Menjadi cerdas memang hak azasi manusia. Setiap manusia mempunyai hak untuk mengetahui dan mendapatkan informasi. Setiap manusia punya hak untuk memahami dunia ini agar selamat dalam menjalani kehidupan. Sayangnya hal yang menjadi inti dalam masyarakat ini menjadi “komoditas” yang tidak semua orang dapat mencapainya, meskipun juga tidak bisa kita dapatkan dengan jalan pintas. Banyak penyebabnya.
Dari awal sampai akhir jenjang pendidikan, uang adalah masalah pertama yang ditemukan. Tapi itu bisa diatasi dengan adanya beasiswa asalkan berprestasi. Siswa yang berprestasi memang diuntungkan dalam banyak hal, tapi siswa yang mempunyai banyak uang lebih banyak memiliki kemudahan itu. Tapi tetap saja, seharusnya pendidikan tanpa biaya. Seperti udara, perlukah kita membayar untuk menghirupnya? Ki Hajar Dewantara pun akan menangis melihat hal ini.
Selain itu, menjadi cerdas juga membutuhkan perjuangan keras, determinasi, komitmen, dan kerja keras. Tidak boleh berpaling sedikitpun. Lihat saja siswa yang menangis pasca ujian nasional dan masih mencemaskan hasilnya atau yang memprotes ujian tersebut. Jujur saja, kenyataan yang gw lihat, siswa SMA zaman sekarang lebih banyak bersenang-senang. Bila ini terjadi, bimbingan belajar (bimbel) jalan akhirnya.

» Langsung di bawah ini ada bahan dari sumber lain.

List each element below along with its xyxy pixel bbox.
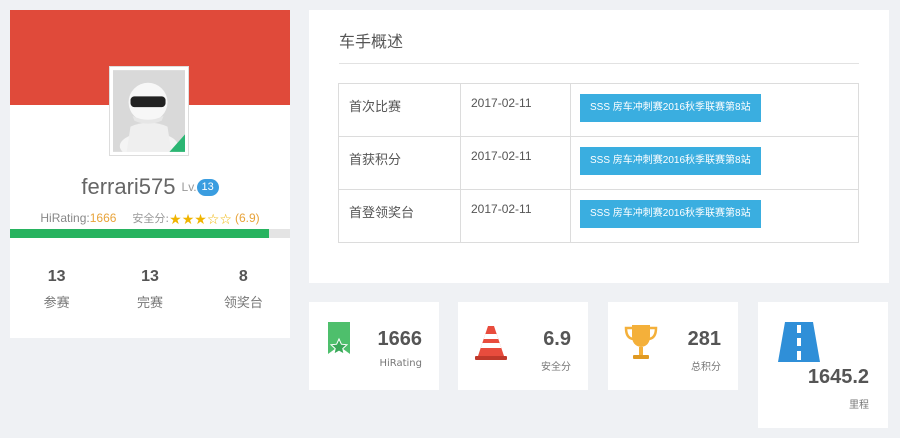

Ngomongin soal bimbel, sepertinya ini adalah suatu bisnis yang mengiurkan, sekaligus sebagai bukti bahwa pendidikan memang suatu komoditas. Hanya siswa yang memiliki uang yang bisa mengaksesnya. Seharusnya semua manusia memiliki persamaan dalam menempuh pendidikan.
Bisnis ini memanfaatkan ketakutan siswa dalam melanjutkan pendidikan dan keinginan mereka untuk mendapatkan teman. Sayangnya, sejauh yang gw lihat, hanya setengah siswa yang serius menjalani bimbel.
Di jalanan sedang ramai-ramainya bimbel yang bertujuan agar siswa lulus Ujian Nasional dan SPMB. Ini lucu banget menurut gw, seolah seluruh pengetahuan yang kita dapatkan di bimbel itu hanya untuk dua hal itu, bukan untuk selamanya. Dan juga ini sebagai bukti bahwa lulus Ujian Nasional dan SPMB hanya untuk siswa yang memiliki uang. Dibandingkan biaya sekolah, bimbel jelas lebih mahal sehingga tidak banyak siswa dapat menjangkaunya.
Tapi kenyataannya bimbel itu tidak penting karena semua ilmu pasti sudah dipelajari di sekolah. Ngga logis banget bila mereka lebih mengerti pelajaran dari bimbel.
Tapi gw mendukung keberadaan bimbel yang lebih spesifik seperti Bahasa Inggris, komputer, atau menyetir. Biasanya sih disebut kursus, tapi suasananya tidak jauh beda. Lagipula, ilmu yang didapat sudah pasti untuk selamanya.
Pendidikan adalah hak masyarakat, inti masyarakat, kebutuhan masyarakat agar kita mampu menjalani kehidupan. Bayangkan saja jika semua orang di dunia ini cerdas, the perfect world will come. Tapi hal itu akan memakan waktu lama. Apalagi dengan anggapan bahwa tidak akan ada orang cerdas tanpa adanya orang bodoh, seolah keduanya harus ada untuk dibanding-bandingkan.